Brad Ramos, the town’s longtime police chief, said the entire town was falling apart because the country’s leading banks which now own Indio’s repo homes were ignoring the run-down conditions of the repo homes.

Gene Gilbert, mayor pro tem of Indio, said if the town allows the banks to neglect their repo homes, the town would suffer from a depressed local real estate market for the next several years.

In one instance, police chief Ramos warned Citigroup’s office in Saint Louis in a long-distance call to fix an algae-infested pool in one of their repo homes or be served with a warrant of arrest.

Citigroup later paid a fine of $3,450 to the town of Indio and then sent a crew to clean the pool.

After the banks realized that Indio was serious about its law, J.P. Morgan Chase’s Washington Mutual sent a real estate broker to water dead grass in one of its repo homes. Fannie Mae paid some people $7,000 to fix broken windows and remove a dead tree from a yard.

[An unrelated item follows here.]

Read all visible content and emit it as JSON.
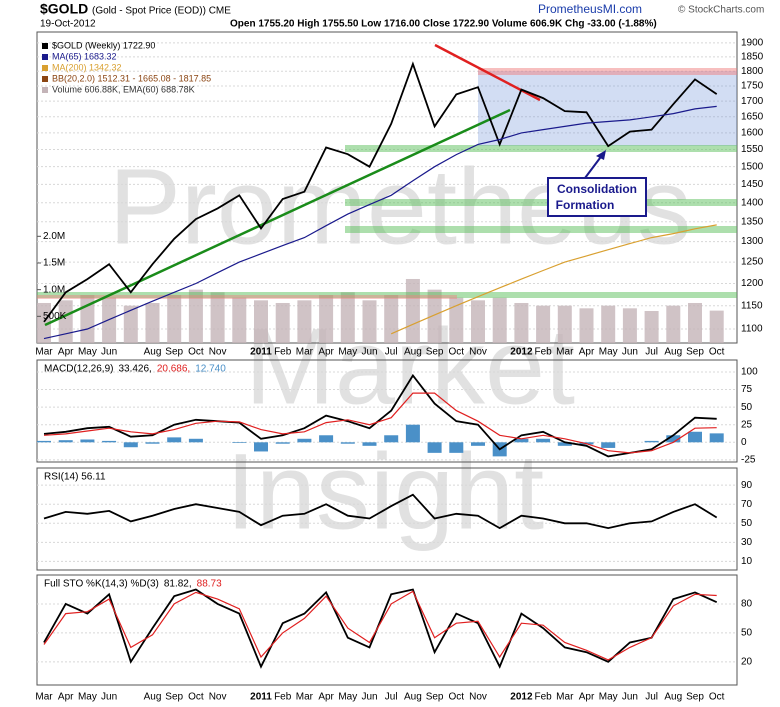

Countrywide, among the banks with the most number of repo homes in the area, has hired local real estate brokers to maintain its repo homes.

Indio is part of the Coachella Valley, which was developed as the eastern frontier of the Los Angeles market during the housing boom. In the year 2000, it had only around 49,000 residents. The housing boom encouraged migration to the town to increase it to about 81,000 residents today.